Há quarenta anos, crianças do nono ano de um Colégio, onde lecionava Análise de Mídias, me desafiaram: “Por que a gente não parte logo para a prática? Queremos fazer um jornal, fazer teatro, um audiovisual”. Cedi a contragosto. Vi logo a empolgação deles, como se organizaram em grupos com propostas concretas. Umas aulas eram dedicadas a planejar, desenvolver e apresentar os projetos práticos e outras a leitura, análise de outras experiências. Percebi que a motivação aumentou e que os resultados foram melhores.

Meus mestres sempre ensinavam primeiro a teoria e depois a prática. Foram as crianças que me mostraram que eles funcionavam melhor ao contrário. Mostraram que a prática os motivava, e que fazia mais sentido trazer depois leituras e realizar análises mais amplas, a partir da experimentação.

Aprendi que negociar os projetos era muito melhor que trazê-los prontos (tanto na educação básica como superior). Apresentava minhas propostas e eles davam sugestões, faziam novas propostas e, depois de chegarmos a acordos, os estudantes se sentiam mais envolvidos nas aulas. Fui evoluindo de um planejamento fechado, previsível para um planejamento mais aberto e compartilhado. Enquanto desenhavam seus projetos, começávamos pelos materiais mais simples – mais ligados ao cotidiano - e depois, os mais complexos ou teóricos.

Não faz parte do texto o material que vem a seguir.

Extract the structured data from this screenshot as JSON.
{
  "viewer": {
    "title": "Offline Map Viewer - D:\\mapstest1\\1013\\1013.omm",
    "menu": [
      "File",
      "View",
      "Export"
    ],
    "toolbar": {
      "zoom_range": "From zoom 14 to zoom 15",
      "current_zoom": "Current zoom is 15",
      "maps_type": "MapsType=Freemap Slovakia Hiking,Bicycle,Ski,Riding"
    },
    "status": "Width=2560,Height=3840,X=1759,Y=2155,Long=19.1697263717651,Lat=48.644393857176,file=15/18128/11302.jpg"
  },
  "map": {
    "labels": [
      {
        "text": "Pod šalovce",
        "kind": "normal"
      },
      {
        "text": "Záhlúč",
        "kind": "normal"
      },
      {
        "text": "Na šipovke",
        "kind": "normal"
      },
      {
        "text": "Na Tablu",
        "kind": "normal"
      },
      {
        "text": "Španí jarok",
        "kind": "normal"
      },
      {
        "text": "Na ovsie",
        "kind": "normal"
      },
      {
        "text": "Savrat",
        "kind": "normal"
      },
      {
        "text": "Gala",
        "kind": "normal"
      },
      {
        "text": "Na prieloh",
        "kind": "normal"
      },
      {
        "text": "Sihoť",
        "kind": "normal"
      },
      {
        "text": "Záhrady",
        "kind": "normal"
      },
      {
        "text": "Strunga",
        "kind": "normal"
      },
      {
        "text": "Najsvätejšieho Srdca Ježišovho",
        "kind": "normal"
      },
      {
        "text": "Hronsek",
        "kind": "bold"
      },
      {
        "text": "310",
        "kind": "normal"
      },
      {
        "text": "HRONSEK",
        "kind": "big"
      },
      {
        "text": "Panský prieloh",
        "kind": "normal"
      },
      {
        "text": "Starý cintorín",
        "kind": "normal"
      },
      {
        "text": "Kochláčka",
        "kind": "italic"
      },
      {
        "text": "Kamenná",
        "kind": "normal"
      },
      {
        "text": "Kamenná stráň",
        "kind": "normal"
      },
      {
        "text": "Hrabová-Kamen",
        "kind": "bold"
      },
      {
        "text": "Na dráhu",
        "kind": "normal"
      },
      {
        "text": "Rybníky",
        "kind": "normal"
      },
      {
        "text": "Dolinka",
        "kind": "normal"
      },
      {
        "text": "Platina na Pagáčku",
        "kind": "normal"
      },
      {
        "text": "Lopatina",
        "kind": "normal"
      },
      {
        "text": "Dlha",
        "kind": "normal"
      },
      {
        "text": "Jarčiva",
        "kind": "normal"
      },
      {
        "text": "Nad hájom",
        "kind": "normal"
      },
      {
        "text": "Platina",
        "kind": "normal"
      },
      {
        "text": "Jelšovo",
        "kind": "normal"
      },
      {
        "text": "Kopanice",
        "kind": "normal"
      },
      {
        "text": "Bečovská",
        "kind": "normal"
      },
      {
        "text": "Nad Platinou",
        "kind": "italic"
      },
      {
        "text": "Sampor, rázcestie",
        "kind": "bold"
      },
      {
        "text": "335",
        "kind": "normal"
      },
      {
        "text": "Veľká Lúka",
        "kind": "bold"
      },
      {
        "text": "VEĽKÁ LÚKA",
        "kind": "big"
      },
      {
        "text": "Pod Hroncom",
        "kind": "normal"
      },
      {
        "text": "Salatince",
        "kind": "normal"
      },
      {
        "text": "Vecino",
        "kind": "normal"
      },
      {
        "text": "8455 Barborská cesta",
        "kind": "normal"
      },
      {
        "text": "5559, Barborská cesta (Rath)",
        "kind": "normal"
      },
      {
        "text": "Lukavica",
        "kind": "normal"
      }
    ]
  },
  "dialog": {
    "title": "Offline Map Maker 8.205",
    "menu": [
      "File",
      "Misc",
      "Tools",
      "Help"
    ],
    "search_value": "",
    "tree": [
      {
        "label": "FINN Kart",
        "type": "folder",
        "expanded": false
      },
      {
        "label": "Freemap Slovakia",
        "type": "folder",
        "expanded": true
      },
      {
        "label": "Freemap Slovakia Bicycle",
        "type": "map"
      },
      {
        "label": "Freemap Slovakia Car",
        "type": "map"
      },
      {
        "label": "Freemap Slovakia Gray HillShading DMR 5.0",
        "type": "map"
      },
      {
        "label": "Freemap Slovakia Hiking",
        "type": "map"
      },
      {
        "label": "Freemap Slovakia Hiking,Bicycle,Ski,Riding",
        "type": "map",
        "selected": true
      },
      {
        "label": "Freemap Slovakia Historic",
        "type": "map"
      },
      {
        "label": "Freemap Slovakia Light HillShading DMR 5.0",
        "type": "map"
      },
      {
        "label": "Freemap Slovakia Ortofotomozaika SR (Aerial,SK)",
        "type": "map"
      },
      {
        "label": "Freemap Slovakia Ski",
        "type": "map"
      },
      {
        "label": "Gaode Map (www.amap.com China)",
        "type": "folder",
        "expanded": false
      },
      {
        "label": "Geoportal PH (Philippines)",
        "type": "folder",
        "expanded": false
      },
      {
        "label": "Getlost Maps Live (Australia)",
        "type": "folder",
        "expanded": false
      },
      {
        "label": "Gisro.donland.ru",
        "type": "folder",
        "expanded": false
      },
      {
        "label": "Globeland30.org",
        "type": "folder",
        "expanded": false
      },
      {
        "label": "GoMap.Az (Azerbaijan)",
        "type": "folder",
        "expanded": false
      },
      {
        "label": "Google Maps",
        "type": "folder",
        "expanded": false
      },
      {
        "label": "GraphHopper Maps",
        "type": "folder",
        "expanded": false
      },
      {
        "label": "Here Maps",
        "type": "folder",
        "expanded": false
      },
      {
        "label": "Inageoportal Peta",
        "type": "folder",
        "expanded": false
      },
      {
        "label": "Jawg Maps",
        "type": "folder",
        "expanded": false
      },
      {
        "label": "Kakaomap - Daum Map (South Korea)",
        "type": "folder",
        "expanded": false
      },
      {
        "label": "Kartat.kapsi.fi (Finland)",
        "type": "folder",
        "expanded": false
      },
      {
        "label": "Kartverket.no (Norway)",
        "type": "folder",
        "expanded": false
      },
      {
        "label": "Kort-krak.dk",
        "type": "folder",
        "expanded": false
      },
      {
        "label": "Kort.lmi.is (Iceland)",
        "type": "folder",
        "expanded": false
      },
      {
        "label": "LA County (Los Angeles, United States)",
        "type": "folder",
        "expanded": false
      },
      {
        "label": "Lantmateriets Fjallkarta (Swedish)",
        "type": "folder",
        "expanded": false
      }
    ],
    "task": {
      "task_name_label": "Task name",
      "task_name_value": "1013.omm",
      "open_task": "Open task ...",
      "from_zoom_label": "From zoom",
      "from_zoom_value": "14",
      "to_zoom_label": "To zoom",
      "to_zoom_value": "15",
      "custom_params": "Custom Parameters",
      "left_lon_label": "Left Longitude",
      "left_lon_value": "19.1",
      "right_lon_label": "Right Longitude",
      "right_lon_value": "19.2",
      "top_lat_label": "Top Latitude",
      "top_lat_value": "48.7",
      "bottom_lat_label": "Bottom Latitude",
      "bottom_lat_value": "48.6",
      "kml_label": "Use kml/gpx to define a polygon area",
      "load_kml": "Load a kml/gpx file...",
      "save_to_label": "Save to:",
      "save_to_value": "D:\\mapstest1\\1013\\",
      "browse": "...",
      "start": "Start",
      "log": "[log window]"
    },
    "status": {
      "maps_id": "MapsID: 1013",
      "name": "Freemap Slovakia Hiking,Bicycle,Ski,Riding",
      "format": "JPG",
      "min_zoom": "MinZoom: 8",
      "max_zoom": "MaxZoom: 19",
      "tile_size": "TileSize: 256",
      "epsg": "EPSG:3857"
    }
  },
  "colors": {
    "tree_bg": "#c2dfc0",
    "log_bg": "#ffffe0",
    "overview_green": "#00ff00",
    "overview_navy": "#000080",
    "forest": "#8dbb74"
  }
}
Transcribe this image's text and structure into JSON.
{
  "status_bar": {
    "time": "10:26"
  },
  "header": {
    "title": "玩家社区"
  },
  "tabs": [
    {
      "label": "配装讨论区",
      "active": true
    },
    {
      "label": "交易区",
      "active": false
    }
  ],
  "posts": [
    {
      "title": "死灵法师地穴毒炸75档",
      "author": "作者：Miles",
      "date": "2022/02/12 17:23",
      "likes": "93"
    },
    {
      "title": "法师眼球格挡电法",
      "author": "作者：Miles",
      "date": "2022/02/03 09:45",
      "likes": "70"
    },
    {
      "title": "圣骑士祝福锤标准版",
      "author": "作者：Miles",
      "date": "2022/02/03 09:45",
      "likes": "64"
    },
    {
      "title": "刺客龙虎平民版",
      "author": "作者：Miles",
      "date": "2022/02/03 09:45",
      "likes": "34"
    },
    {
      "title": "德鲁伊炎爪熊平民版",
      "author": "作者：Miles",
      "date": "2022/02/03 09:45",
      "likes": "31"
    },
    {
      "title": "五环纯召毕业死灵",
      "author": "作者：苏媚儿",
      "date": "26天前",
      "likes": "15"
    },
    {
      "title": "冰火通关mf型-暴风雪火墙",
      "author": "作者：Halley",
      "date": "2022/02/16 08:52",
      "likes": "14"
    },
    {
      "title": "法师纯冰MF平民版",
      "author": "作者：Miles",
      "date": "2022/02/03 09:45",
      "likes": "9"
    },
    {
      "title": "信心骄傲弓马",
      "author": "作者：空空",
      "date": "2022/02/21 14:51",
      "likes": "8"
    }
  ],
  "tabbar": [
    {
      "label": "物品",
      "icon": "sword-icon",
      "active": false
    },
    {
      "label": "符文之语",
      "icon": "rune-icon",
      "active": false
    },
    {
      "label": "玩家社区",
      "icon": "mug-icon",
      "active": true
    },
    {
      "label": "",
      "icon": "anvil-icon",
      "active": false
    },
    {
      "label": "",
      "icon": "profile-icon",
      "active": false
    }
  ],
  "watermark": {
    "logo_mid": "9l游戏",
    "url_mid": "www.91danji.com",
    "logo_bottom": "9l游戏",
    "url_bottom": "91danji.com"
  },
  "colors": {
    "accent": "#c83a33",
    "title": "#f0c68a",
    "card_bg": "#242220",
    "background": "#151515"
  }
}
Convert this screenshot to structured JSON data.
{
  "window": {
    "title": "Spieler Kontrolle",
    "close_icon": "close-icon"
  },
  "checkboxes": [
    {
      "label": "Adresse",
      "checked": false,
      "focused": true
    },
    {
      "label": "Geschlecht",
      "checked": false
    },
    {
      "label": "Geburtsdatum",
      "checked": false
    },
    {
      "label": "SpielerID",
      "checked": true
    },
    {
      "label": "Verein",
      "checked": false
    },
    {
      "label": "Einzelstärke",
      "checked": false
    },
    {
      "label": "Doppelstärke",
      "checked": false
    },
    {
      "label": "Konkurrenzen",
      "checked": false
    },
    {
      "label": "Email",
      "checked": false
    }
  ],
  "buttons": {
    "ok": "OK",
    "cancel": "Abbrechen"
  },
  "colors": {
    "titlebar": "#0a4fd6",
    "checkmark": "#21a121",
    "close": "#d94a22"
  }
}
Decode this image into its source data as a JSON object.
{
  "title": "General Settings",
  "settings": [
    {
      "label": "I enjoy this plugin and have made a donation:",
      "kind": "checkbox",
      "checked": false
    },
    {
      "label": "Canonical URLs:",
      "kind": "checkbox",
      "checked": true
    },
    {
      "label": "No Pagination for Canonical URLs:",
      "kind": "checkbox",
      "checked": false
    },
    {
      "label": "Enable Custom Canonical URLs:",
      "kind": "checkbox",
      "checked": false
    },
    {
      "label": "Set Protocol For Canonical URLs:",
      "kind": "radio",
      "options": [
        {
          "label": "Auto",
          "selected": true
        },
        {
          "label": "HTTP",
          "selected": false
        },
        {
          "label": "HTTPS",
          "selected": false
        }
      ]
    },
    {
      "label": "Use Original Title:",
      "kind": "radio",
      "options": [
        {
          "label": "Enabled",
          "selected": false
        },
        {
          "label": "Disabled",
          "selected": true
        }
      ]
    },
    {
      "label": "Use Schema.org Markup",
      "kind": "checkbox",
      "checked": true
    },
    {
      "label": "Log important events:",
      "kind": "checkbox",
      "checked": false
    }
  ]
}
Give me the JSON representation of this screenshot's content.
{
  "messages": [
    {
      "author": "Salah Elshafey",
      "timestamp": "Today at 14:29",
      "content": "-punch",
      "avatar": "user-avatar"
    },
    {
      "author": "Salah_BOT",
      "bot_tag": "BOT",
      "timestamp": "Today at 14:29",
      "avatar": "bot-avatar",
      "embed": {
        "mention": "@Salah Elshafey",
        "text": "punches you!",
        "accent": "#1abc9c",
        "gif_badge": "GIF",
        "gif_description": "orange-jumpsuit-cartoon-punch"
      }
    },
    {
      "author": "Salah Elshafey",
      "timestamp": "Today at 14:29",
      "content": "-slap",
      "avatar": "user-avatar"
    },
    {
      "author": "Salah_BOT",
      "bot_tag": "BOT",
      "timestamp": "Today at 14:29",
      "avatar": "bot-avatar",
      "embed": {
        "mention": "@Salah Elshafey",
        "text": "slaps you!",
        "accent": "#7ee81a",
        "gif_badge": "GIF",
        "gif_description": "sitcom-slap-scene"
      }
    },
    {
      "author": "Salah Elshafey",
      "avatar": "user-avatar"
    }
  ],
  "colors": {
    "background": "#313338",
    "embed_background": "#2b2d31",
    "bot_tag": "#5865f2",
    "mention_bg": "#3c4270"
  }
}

Isso fez muito mais sentido para eles.

Aprendi também a perceber a importância do meu papel de orientador e mentor. Primeiro na orientação dos projetos, depois em ajudar os alunos a irem além dos resultados. Nas apresentações fazia perguntas, como “O que vocês aprenderam”, “O que fariam diferente, se começassem agora o projeto” e isso tornava mais visível todo o processo e os estimulava a pensar de pontos de vista diferentes. Nem sempre os estudantes apreciavam as perguntas, depois das apresentações dos projetos, porque as interpretavam, às vezes, como críticas. Mas aí percebi que eu meu papel não era só aplaudir o resultado dos projetos, mas ajudá-los a ampliar a visão de outros caminhos possíveis e a tornar a aprendizagem mais visível, algo que hoje se enfatiza tanto.

O psicólogo Carl Rogers foi sempre uma grande inspiração para mim. Ele defendia que só educamos em clima de confiança e autonomia. Demorei para conseguir realizar isso como docente. Alguns fracassos e insatisfações com turmas mais difíceis no ensino superior me levaram a tentar mudar a aproximação dos alunos, a perguntar mais, a dialogar, a estimular a participação: tudo que nos parece evidente, depois que conseguirmos realizá-lo. Mas demorei para sentir-me seguro em confiar mais nos alunos. Esse foi, para mim, a maior aprendizagem que tive: sair da zona de conforto do previsível para a experimentação, do monólogo para o diálogo, do planejamento fechado para o aberto.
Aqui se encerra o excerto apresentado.